Par patriotisme économique et pour la qualité. Beaucoup de marques se sentent contraintes de délocaliser leur fabrication pour rester rentables. Je trouve important de soutenir celles qui font le pari de l’Europe. Je me rends compte que l’origine des produits est importante pour les clientes également.  La plupart des marques de sacs et chaussures que nous vendons sont fabriquée en Italie et parmi elles au moins cinq sont issues d’entreprises familiales, produites dans de petits ateliers de 15 à 30 personnes, que l’on peut aisément visiter. Ceux-ci fabriquent en fonction des commandes reçues. On évite ainsi la surproduction. Les foulards aussi sont fabriqués à plus de 80% en Italie.

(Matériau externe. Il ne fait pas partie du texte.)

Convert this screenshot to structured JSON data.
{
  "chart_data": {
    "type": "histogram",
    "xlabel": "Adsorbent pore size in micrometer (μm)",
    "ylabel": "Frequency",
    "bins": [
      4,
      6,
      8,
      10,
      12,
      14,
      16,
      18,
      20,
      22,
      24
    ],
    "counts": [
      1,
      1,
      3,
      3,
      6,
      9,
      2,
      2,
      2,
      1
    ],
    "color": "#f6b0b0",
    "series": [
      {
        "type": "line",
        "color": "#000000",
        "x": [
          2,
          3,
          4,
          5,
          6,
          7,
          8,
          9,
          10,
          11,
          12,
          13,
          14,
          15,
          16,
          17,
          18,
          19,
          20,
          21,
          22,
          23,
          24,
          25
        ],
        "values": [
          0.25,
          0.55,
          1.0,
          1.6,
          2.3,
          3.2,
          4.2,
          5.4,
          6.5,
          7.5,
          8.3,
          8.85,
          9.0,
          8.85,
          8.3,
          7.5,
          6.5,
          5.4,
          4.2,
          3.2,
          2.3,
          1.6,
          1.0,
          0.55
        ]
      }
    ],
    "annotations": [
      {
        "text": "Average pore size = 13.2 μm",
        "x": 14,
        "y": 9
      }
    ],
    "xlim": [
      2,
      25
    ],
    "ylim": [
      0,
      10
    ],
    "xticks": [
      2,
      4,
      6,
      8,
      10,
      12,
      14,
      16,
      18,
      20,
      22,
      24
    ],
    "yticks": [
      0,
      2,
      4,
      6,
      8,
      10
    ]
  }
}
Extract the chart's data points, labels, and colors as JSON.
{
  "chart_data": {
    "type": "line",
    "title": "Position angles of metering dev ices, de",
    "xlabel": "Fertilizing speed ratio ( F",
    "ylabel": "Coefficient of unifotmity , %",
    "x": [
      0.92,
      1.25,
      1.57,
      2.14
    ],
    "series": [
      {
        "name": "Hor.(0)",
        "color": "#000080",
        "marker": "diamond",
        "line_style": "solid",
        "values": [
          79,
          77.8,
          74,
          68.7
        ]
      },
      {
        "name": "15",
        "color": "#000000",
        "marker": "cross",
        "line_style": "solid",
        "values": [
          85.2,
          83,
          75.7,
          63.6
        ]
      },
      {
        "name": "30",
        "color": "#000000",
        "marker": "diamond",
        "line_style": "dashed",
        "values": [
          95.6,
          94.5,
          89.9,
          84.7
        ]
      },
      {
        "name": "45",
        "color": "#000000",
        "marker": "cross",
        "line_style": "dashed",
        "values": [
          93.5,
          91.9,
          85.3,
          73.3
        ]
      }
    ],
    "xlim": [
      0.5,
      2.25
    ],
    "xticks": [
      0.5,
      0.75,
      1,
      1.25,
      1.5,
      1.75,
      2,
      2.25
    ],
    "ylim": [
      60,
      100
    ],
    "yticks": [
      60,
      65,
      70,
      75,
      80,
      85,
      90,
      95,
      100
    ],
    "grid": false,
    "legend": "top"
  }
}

Quelles aides vous a apporté la House of Entrereneurship qui fête ses 10 ans cette année ?

Le service Business Transfer est très utile pour mettre des cédants et des repreneurs en contact.  Le service facilite énormément la mise en relation et offre la sécurité aux deux parties de rencontrer un partenaire de confiance. Au moment de la reprise de Mim’z, les conseillers de la House of Entrepreneurship étaient très disponibles. J’ai pu poser toutes les questions que je souhaitais. Maintenant, je suis à nouveau en contact avec eux pour m’accompagner dans des demandes d’aides étatiques, les  SME packages, pour de futurs projets.

Que trouvez-vous le plus difficile en tant qu’entrepreneure ?

Pour le moment, ce que je trouve le plus fastidieux touche aux aspects informatiques, vu le faible nombre de tâches automatisées.

Et qu’est qui vous satisfait le plus ?

Le contact avec la clientèle. Quand je suis absente, cet aspect du métier me manque très vite.

Comment envisagez-vous l’avenir de Mim’z by Julie ?

2025 a été l’année de la découverte. 2026 est l’année de la stabilisation. Pour l’avenir je veux trouver des relais de croissance. En cabinet d’audit, j’ai été habituée à la culture de la croissance. Pour Mim’z, cela passera par un travail de digitalisation de la gestion des stocks, préalable au développement d’un véritable site de ventes en ligne. C’est pour ces deux développements que je vais solliciter des SME packages. Dans un magasin physique, l’espace est limité et on ne peut pas toujours présenter autant de produits que ce que l’on souhaiterait. La vente en ligne peut palier cela et permettre de satisfaire plus de demandes.